Donna K. Ginther, University of Kansas
Marianne Sundström, Swedish Institute for Social Research
This paper studies the incidence and the long-term impact of growing up in a blended family or a step family on children’s educational outcomes in Sweden. We use a random sample of almost 36,000 children born in Sweden from 1964 to 1965 who have been matched to all their siblings born in 1960-1970, for a total sample size of over 95,000 children. Childhood family and siblings structure is inferred by tracing the relationship between biological parents, co-resident and non-resident siblings using the bidecennial censuses combined with the Swedish multigenerational register.
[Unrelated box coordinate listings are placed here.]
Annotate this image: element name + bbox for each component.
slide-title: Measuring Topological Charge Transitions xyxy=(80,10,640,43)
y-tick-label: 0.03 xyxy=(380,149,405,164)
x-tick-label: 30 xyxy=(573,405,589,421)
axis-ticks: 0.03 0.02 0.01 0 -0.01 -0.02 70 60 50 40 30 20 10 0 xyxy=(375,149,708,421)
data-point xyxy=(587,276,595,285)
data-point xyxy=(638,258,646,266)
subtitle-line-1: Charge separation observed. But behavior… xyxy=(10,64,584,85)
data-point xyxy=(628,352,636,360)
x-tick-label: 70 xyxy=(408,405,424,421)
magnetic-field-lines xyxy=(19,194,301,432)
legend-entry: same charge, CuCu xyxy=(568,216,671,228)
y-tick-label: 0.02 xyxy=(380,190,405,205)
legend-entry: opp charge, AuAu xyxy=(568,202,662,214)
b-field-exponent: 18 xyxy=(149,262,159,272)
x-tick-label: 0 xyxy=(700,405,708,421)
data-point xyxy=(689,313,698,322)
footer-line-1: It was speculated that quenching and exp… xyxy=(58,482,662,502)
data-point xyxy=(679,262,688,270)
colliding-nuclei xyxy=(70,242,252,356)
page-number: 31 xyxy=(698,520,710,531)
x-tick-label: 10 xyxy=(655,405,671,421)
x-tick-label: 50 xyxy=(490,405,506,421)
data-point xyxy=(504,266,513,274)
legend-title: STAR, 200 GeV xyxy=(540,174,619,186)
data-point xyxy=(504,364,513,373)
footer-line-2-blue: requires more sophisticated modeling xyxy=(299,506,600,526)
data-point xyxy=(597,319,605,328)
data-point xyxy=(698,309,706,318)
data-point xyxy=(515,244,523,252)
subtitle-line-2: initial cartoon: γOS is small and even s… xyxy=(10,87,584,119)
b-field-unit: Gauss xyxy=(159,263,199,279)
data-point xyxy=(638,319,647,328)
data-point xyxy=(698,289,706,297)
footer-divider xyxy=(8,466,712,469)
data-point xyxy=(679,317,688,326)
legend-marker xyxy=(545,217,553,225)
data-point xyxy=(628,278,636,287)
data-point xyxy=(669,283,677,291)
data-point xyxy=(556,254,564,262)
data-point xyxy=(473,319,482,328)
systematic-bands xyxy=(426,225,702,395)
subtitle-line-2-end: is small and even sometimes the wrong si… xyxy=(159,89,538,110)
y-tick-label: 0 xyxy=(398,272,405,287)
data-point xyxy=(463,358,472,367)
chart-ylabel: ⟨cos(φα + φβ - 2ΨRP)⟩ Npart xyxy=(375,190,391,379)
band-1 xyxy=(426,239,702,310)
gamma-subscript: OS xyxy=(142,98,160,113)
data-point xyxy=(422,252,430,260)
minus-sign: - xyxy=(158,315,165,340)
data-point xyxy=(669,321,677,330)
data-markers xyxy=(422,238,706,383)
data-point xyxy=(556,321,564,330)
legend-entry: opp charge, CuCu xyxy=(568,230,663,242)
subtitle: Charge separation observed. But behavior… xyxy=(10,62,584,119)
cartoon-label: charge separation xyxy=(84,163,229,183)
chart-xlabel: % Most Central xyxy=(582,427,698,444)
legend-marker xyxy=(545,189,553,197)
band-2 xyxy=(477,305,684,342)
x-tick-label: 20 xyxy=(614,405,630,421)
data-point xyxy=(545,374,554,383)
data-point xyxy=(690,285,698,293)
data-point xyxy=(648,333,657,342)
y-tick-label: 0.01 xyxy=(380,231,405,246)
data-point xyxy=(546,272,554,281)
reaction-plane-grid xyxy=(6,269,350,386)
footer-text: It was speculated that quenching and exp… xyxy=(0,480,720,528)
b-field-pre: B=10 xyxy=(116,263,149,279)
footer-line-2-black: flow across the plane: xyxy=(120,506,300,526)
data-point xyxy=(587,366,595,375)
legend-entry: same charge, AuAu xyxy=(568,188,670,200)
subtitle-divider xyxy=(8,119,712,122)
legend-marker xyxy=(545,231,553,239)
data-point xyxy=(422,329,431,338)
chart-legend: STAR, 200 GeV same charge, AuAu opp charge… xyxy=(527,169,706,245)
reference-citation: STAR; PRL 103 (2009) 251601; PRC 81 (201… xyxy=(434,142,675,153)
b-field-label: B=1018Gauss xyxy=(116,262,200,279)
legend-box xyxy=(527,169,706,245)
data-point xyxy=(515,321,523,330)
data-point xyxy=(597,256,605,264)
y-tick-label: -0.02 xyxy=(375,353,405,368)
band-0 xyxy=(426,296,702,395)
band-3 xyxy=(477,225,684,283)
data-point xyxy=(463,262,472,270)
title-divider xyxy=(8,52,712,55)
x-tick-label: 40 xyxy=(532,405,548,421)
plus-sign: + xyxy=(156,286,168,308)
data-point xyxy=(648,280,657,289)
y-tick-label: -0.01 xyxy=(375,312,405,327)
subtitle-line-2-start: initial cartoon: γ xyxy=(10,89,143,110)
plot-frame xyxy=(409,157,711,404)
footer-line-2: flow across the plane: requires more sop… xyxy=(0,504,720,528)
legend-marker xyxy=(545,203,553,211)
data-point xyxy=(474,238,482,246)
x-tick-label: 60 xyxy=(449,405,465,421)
These children are followed into adulthood and the impact of family and sibling structure on their educational outcomes examined. The cross-section results indicate that growing up with half siblings is negatively correlated with educational attainment. Children who live in traditional nuclear families get more schooling than those in other family structures, while children who live with a single parent get the least. To assess causality we estimate sibling-difference models and our preliminary findings show that living with a single parent or a stepparent have negative effects on educational attainment, as compared to living with both biological parents. In line with this, joint children in blended families have better educational outcomes than their half siblings and this difference is larger in stepfather families than in stepmother families. One possible explanation for this interesting finding is that the father in the blended family does not share his income equally between his ‘own’ children and his step children.